Hezbollah has traded near-daily fire with Israel in support of its ally Hamas since the Palestinian militant group's October 7 attack on Israel triggered war in Gaza.

Tensions have soared in the past week as Iran and its allies vowed revenge for the killing, blamed on Israel, of Hamas's political leader Ismail Haniyeh in Tehran, and after an Israeli strike killed Hezbollah's top military commander Fuad Shukr in Beirut's southern suburbs.

Lebanon's health ministry said an "Israeli enemy raid on a house in the town of Mayfadun", near the southern city of Nabatiyeh, killed five people, while another Israeli strike in the Adaysseh area killed one person.

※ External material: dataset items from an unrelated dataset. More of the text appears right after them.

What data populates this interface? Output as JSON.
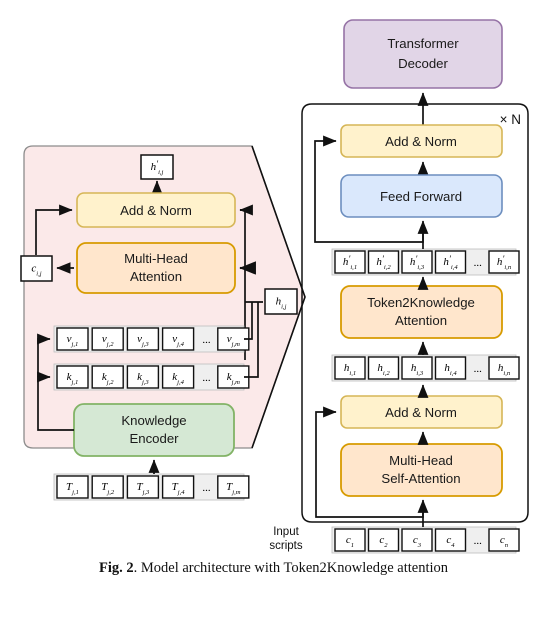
{
  "figure": {
    "caption_bold": "Fig. 2",
    "caption_rest": ". Model architecture with Token2Knowledge attention"
  },
  "right_stack": {
    "decoder": {
      "label": "Transformer Decoder",
      "line1": "Transformer",
      "line2": "Decoder",
      "fill": "#e1d5e7",
      "stroke": "#9673a6"
    },
    "repeat_label": "× N",
    "add_norm_top": {
      "label": "Add & Norm",
      "fill": "#fff2cc",
      "stroke": "#d6b656"
    },
    "feed_forward": {
      "label": "Feed Forward",
      "fill": "#dae8fc",
      "stroke": "#6c8ebf"
    },
    "token2knowledge": {
      "line1": "Token2Knowledge",
      "line2": "Attention",
      "fill": "#ffe6cc",
      "stroke": "#d79b00"
    },
    "add_norm_bottom": {
      "label": "Add & Norm",
      "fill": "#fff2cc",
      "stroke": "#d6b656"
    },
    "self_attention": {
      "line1": "Multi-Head",
      "line2": "Self-Attention",
      "fill": "#ffe6cc",
      "stroke": "#d79b00"
    },
    "h_prime_row": [
      {
        "sym": "h",
        "prime": true,
        "sub": "i,1"
      },
      {
        "sym": "h",
        "prime": true,
        "sub": "i,2"
      },
      {
        "sym": "h",
        "prime": true,
        "sub": "i,3"
      },
      {
        "sym": "h",
        "prime": true,
        "sub": "i,4"
      },
      {
        "sym": "...",
        "prime": false,
        "sub": ""
      },
      {
        "sym": "h",
        "prime": true,
        "sub": "i,n"
      }
    ],
    "h_row": [
      {
        "sym": "h",
        "prime": false,
        "sub": "i,1"
      },
      {
        "sym": "h",
        "prime": false,
        "sub": "i,2"
      },
      {
        "sym": "h",
        "prime": false,
        "sub": "i,3"
      },
      {
        "sym": "h",
        "prime": false,
        "sub": "i,4"
      },
      {
        "sym": "...",
        "prime": false,
        "sub": ""
      },
      {
        "sym": "h",
        "prime": false,
        "sub": "i,n"
      }
    ],
    "input_row": [
      {
        "sym": "c",
        "prime": false,
        "sub": "1"
      },
      {
        "sym": "c",
        "prime": false,
        "sub": "2"
      },
      {
        "sym": "c",
        "prime": false,
        "sub": "3"
      },
      {
        "sym": "c",
        "prime": false,
        "sub": "4"
      },
      {
        "sym": "...",
        "prime": false,
        "sub": ""
      },
      {
        "sym": "c",
        "prime": false,
        "sub": "n"
      }
    ],
    "input_label_line1": "Input",
    "input_label_line2": "scripts"
  },
  "left_panel": {
    "fill": "#fbe9e9",
    "stroke": "#8c8c8c",
    "output_box": {
      "sym": "h",
      "prime": true,
      "sub": "i,j"
    },
    "add_norm": {
      "label": "Add & Norm",
      "fill": "#fff2cc",
      "stroke": "#d6b656"
    },
    "multi_head": {
      "line1": "Multi-Head",
      "line2": "Attention",
      "fill": "#ffe6cc",
      "stroke": "#d79b00"
    },
    "context_box": {
      "sym": "c",
      "prime": false,
      "sub": "i,j"
    },
    "query_box": {
      "sym": "h",
      "prime": false,
      "sub": "i,j"
    },
    "knowledge_encoder": {
      "line1": "Knowledge",
      "line2": "Encoder",
      "fill": "#d5e8d4",
      "stroke": "#82b366"
    },
    "v_row": [
      {
        "sym": "v",
        "prime": false,
        "sub": "j,1"
      },
      {
        "sym": "v",
        "prime": false,
        "sub": "j,2"
      },
      {
        "sym": "v",
        "prime": false,
        "sub": "j,3"
      },
      {
        "sym": "v",
        "prime": false,
        "sub": "j,4"
      },
      {
        "sym": "...",
        "prime": false,
        "sub": ""
      },
      {
        "sym": "v",
        "prime": false,
        "sub": "j,m"
      }
    ],
    "k_row": [
      {
        "sym": "k",
        "prime": false,
        "sub": "j,1"
      },
      {
        "sym": "k",
        "prime": false,
        "sub": "j,2"
      },
      {
        "sym": "k",
        "prime": false,
        "sub": "j,3"
      },
      {
        "sym": "k",
        "prime": false,
        "sub": "j,4"
      },
      {
        "sym": "...",
        "prime": false,
        "sub": ""
      },
      {
        "sym": "k",
        "prime": false,
        "sub": "j,m"
      }
    ],
    "t_row": [
      {
        "sym": "T",
        "prime": false,
        "sub": "j,1"
      },
      {
        "sym": "T",
        "prime": false,
        "sub": "j,2"
      },
      {
        "sym": "T",
        "prime": false,
        "sub": "j,3"
      },
      {
        "sym": "T",
        "prime": false,
        "sub": "j,4"
      },
      {
        "sym": "...",
        "prime": false,
        "sub": ""
      },
      {
        "sym": "T",
        "prime": false,
        "sub": "j,m"
      }
    ]
  }
}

The Israeli military said its air force "struck a Hezbollah military structure" in the Nabatiyeh area that was being used "to advance terror attacks" against Israel.

The dead in both locations were "Hezbollah fighters", a security source told, requesting anonymity because the matter is sensitive.

Hezbollah later announced six members had been killed "on the road to Jerusalem", the phrase it uses to refer to fighters killed by Israel.

The Iran-backed group said it launched "dozens of Katyusha rockets" at a military base in the Israeli-annexed Golan Heights in retaliation for the Israeli "attack and assassination" in Mayfadun.

The Israeli military said some 30 "projectiles were identified crossing from Lebanon" after sirens sounded in northern Israel and the Golan, while regional councils in the north urged residents to stay close to shelters and avoid public gatherings in open spaces.